Efficient Geometry-aware 3D Generative Adversarial Networks
Overview
The paper addresses the challenge of unsupervised generation of high-quality, multi-view-consistent images and 3D shapes using only collections of single-view 2D photographs. Existing 3D GANs either suffer from being compute-intensive or they rely on approximations that compromise 3D consistency. This research proposes a novel architecture that enhances computational efficiency and image quality without overly relying on such approximations.
Key Contributions
- Hybrid Explicit-Implicit Network Architecture: The proposed method employs a tri-plane-based 3D representation that allows for efficient and expressive high-resolution geometry-aware image synthesis. It combines the strengths of both explicit voxel grids and neural implicit representations while mitigating their individual limitations.

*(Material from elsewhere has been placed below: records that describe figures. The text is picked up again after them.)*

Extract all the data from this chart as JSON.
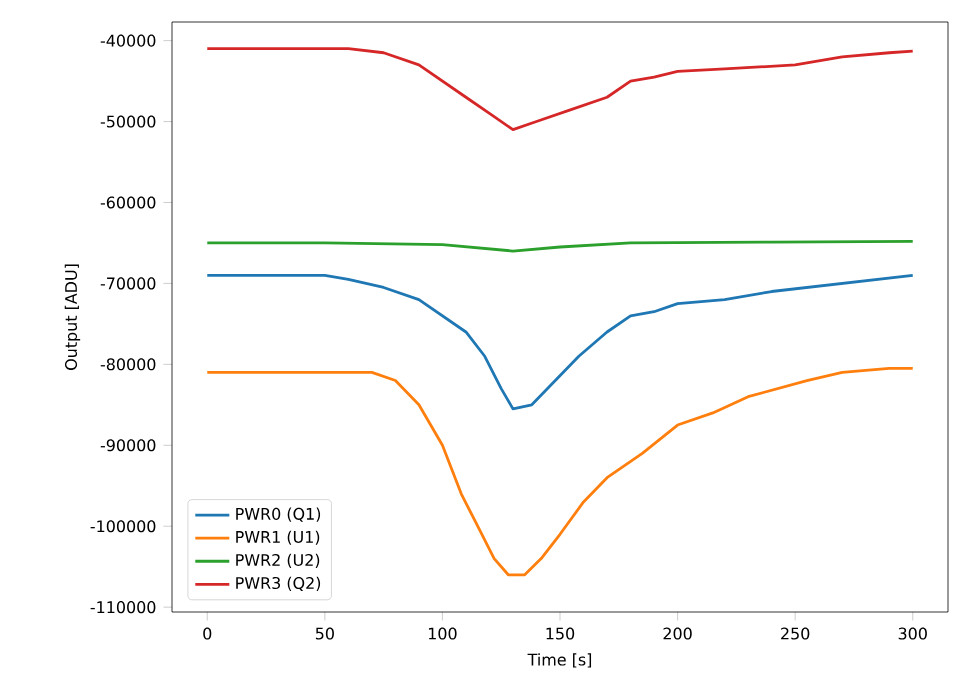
{
  "chart_data": {
    "type": "line",
    "xlabel": "Time [s]",
    "ylabel": "Output [ADU]",
    "xlim": [
      -15,
      315
    ],
    "ylim": [
      -110600,
      -37700
    ],
    "xticks": [
      0,
      50,
      100,
      150,
      200,
      250,
      300
    ],
    "yticks": [
      -110000,
      -100000,
      -90000,
      -80000,
      -70000,
      -60000,
      -50000,
      -40000
    ],
    "legend": "bottom left",
    "grid": false,
    "line_style": "solid",
    "marker": "none",
    "series": [
      {
        "name": "PWR0 (Q1)",
        "color": "#1f77b4",
        "x": [
          0,
          25,
          50,
          60,
          75,
          90,
          100,
          110,
          118,
          125,
          130,
          138,
          148,
          158,
          170,
          180,
          190,
          200,
          220,
          240,
          255,
          270,
          285,
          300
        ],
        "values": [
          -69000,
          -69000,
          -69000,
          -69500,
          -70500,
          -72000,
          -74000,
          -76000,
          -79000,
          -83000,
          -85500,
          -85000,
          -82000,
          -79000,
          -76000,
          -74000,
          -73500,
          -72500,
          -72000,
          -71000,
          -70500,
          -70000,
          -69500,
          -69000
        ]
      },
      {
        "name": "PWR1 (U1)",
        "color": "#ff7f0e",
        "x": [
          0,
          35,
          70,
          80,
          90,
          100,
          108,
          115,
          122,
          128,
          135,
          142,
          150,
          160,
          170,
          185,
          200,
          215,
          230,
          255,
          270,
          290,
          300
        ],
        "values": [
          -81000,
          -81000,
          -81000,
          -82000,
          -85000,
          -90000,
          -96000,
          -100000,
          -104000,
          -106000,
          -106000,
          -104000,
          -101000,
          -97000,
          -94000,
          -91000,
          -87500,
          -86000,
          -84000,
          -82000,
          -81000,
          -80500,
          -80500
        ]
      },
      {
        "name": "PWR2 (U2)",
        "color": "#2ca02c",
        "x": [
          0,
          50,
          100,
          130,
          150,
          180,
          240,
          300
        ],
        "values": [
          -65000,
          -65000,
          -65200,
          -66000,
          -65500,
          -65000,
          -64900,
          -64800
        ]
      },
      {
        "name": "PWR3 (Q2)",
        "color": "#d62728",
        "x": [
          0,
          30,
          60,
          75,
          90,
          100,
          110,
          120,
          130,
          140,
          155,
          170,
          180,
          190,
          200,
          220,
          250,
          270,
          290,
          300
        ],
        "values": [
          -41000,
          -41000,
          -41000,
          -41500,
          -43000,
          -45000,
          -47000,
          -49000,
          -51000,
          -50000,
          -48500,
          -47000,
          -45000,
          -44500,
          -43800,
          -43500,
          -43000,
          -42000,
          -41500,
          -41300
        ]
      }
    ]
  }
}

- Dual Discrimination Strategy: By employing a dual-discrimination approach, the model ensures that neural renderings remain consistent with image final outputs, thereby regularizing view inconsistency tendencies introduced by image-space convolutional upsampling.
- Pose-conditioned Generator: The generator is conditioned on camera poses, which decouples pose-correlated attributes (e.g., facial expressions) from the final output, enhancing multi-view consistency during inference.
- Integration with State-of-the-art 2D GANs: The framework incorporates StyleGAN2 as the 2D CNN-based feature generator. This enables leveraging the efficiency and expressiveness of state-of-the-art 2D GANs to produce highly detailed and consistent multi-view renderings.
Methodology
- Representation and Rendering: The tri-plane representation aligns explicit features along three axis-aligned orthogonal feature planes. Features are aggregated via summation, interpreted by a small MLP, and rendered into 2D feature images using neural volume rendering.
- Super-resolution Module: To overcome the limitations in computational efficiency, volume rendering is performed at a moderate resolution and later upsampled to higher resolutions using image-space convolutions.
- Conditional Discrimination: The dual discrimination technique ensures that raw neural renderings and super-resolved outputs maintain high fidelity and consistency. Additionally, conditioning the discriminator on camera poses helps the generator to adhere to 3D priors.
Results
The proposed method demonstrates state-of-the-art results in unconditional 3D-aware image synthesis. Comparisons against leading techniques such as GIRAFFE, π-GAN, and Lifting StyleGAN highlight substantial improvements in image quality, multi-view consistency, and 3D geometry quality.
- Qualitative Results: The generated images exhibit higher fidelity and detailed structures compared to the baselines.
- Quantitative Evaluations: The model achieves superior scores in FID, identity consistency, depth accuracy, and pose accuracy across datasets like FFHQ and AFHQ Cats.
Implications
This work represents a significant advancement in 3D-aware GANs, enabling efficient, high-resolution, and consistent multi-view image synthesis extending the capabilities of StyleGAN2. Practically, it opens new avenues in applications such as 3D character design, virtual reality, and content creation by allowing better manipulation of 3D models and scenes from 2D images. Theoretically, the insights and techniques developed here can inspire further research into hybrid representations and pose-conditioned generative models.
Future Directions
The method provides a rich basis for future explorations in the following areas:
- Enhanced Geometry Quality: Future research could incorporate stronger geometry priors and regularization techniques to further enhance the quality of the 3D shapes generated.
- Pose Estimation Integration: Integration of more robust pose estimation techniques or learning the pose distributions dynamically could enhance the flexibility and robustness of the model.
- Alternative Backbone Models: Experimenting with different kinds of backbone models, like transformer-based architectures, could reveal new opportunities in conditional and controlled image synthesis.
The strong numerical results and qualitative improvements shown in this paper underscore the potential of the proposed hybrid architecture and dual-discrimination strategy. This could serve as a cornerstone for subsequent advancements in the domain of 3D-aware generative adversarial networks.